Afghanistan: Humanitäre Hilfe braucht militärischen Schutz


Shleter Now-Mitarbeiter in Afghanistan mit dem internationalen Direktor Georg Taubmann in der Mitte. Foto: Shelter Now
B r a u n s c h w e i g (idea) – Das in Afghanistan tätige christliche Hilfswerk Shelter Now (Zuflucht Jetzt) ist dankbar für den Schutz durch internationale Streitkräfte, insbesondere die Bundeswehr. Sie stärke die lokale Regierung, Polizei und Sicherheitskräfte und stabilisiere die Sicherheit, unterstrich der internationale Direktor, Georg Taubmann, gegenüber idea.
Er war 2001 mit sieben anderen ausländischen Shelter-Mitarbeitern als Geisel in die Gewalt der radikal-islamischen Taliban geraten und sollte zum Tode verurteilt werden. Nach 102 Tagen kamen die Gefangenen am 15. November 2001 wie durch ein Wunder frei. Taubmann kehrte später nach Afghanistan zurück, wo er die Hilfs- und Aufbauprojekte von Shelter Now koordiniert. Das Werk ist seit 1983 in Pakistan und seit 1988 in Afghanistan tätig. Wie Taubmann am 22. November in Braunschweig am Rande der Feiern zum 25-jährigen Bestehen von Shelter Now sagte, befinde sich Afghanistan nach dem Niedergang der Taliban-Diktatur in einer sensiblen Aufbauphase. Ohne militärischen Schutz könne das Land nicht überleben. Destabilisierung sei die größte Bedrohung. Einheimische Kriegsfürsten, Drogenbarone sowie die Taliban und Interessengruppen umliegender Länder seien Gegner eines stabilen Wiederaufbaus. Sollte ihr Einfluss wachsen, sei erneut mit Chaos zu rechnen. Taubmann: „In diesem Fall können sich keine ausländischen Organisationen mehr halten. Das wäre das Aus für den Wiederaufbau des Landes und jedes menschenwürdige Leben.“

Katastrophenwinter befürchtet
Nach Angaben des deutschen Shelter-Now-Direktors, Udo Stolte (Braunschweig), steht Afghanistan wegen des trockenen Sommers vor einer Nahrungsmittelknappheit. Ohne Hilfe von außen werde die Bevölkerung abermals einen Katastrophenwinter erleben. Stolte hat sich selbst ein Bild von der Lage im Einsatzgebiet des Hilfswerks verschafft. Rund 2.000 Familien benötigten dringend Holz, Nahrung und Decken. Mit relativ geringem finanziellem Aufwand könne man dies auf heimischen Märkten beschaffen und einer Hungersnot zuvorkommen. Regierungsmittel stünden nicht mehr zur Verfügung. Das Auswärtige Amt sehe zurzeit dringenderen Bedarf in anderen Regionen. Umso wichtiger seien Spenden.

Safran statt Opium
Shelter Now will vor allem in nachhaltige Entwicklungsprojekte investieren. So hoffe man, mit Safran- oder Obstanbauprojekten Afghanen eine Alternative zum Opiumanbau bieten zu können. Bereits in diesem Winter könne mit dem Verkauf des Safrans in Deutschland gerechnet werden. Mit dem Gewürz in höchster Qualität lasse sich weit mehr verdienen als mit Opium. Finanziert werde das Projekt durch eine Art Kleinkreditsystem. Die Bauern erhalten die Safranknollen kostenlos, müssen aber in den ersten fünf Jahren 20 Prozent der Ernte an Shelter Now abgeben. Damit kann das Hilfswerk anderen Familien helfen.

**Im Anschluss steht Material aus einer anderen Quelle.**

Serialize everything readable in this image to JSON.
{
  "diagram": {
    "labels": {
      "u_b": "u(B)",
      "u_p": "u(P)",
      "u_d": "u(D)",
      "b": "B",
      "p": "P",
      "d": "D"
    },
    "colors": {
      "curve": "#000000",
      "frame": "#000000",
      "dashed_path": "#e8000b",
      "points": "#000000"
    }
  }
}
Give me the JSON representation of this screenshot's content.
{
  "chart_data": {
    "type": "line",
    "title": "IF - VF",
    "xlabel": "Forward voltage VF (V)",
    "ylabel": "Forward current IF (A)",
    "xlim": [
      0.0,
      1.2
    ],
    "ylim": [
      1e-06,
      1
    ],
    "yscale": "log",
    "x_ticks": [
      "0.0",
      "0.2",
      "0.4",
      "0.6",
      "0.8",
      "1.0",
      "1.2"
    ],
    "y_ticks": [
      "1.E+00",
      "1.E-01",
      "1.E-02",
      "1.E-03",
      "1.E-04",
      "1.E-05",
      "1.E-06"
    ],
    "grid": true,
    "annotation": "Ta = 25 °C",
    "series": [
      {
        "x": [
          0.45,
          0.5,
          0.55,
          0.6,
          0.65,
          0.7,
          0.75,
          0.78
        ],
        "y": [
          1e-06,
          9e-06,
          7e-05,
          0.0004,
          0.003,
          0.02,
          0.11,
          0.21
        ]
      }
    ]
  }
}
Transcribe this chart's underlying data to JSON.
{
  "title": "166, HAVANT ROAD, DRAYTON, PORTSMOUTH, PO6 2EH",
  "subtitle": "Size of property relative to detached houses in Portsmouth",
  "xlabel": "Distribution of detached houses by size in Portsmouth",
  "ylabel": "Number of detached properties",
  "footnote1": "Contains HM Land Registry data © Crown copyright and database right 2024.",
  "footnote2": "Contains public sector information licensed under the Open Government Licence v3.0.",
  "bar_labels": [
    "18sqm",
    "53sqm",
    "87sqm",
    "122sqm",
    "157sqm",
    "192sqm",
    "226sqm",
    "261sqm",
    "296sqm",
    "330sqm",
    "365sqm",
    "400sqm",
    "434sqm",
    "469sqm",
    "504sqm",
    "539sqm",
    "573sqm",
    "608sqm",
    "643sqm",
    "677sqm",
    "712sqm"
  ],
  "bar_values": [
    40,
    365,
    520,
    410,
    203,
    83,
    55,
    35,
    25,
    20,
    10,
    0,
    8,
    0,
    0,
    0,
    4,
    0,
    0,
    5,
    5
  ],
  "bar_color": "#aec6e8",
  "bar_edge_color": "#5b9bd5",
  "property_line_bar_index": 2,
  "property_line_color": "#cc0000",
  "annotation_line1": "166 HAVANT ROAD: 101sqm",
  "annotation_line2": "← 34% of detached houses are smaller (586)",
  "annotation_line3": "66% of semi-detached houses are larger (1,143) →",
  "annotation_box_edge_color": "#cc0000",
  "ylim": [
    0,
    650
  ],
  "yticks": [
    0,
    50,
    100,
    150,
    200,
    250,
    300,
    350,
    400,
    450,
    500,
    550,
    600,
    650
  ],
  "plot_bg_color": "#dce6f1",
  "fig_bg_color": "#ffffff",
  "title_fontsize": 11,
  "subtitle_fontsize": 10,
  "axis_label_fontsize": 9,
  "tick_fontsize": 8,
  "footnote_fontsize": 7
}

Hilfe für Erdbebenopfer in Pakistan
Aktuelle Nothilfe leistet das Hilfswerk in Pakistan. Nach dem Erdbeben in der Provinz Baluchistan, bei denen Anfang November bis zu 400 Menschen starben, fehle es vor allem an winterfesten Zelten, so Stolte. Schätzungen zufolge seien 120.000 Pakistaner obdachlos. Tausende Häuser seien zerstört oder beschädigt. Bei bis zu minus zehn Grad müssten viele Familien im Freien übernachten.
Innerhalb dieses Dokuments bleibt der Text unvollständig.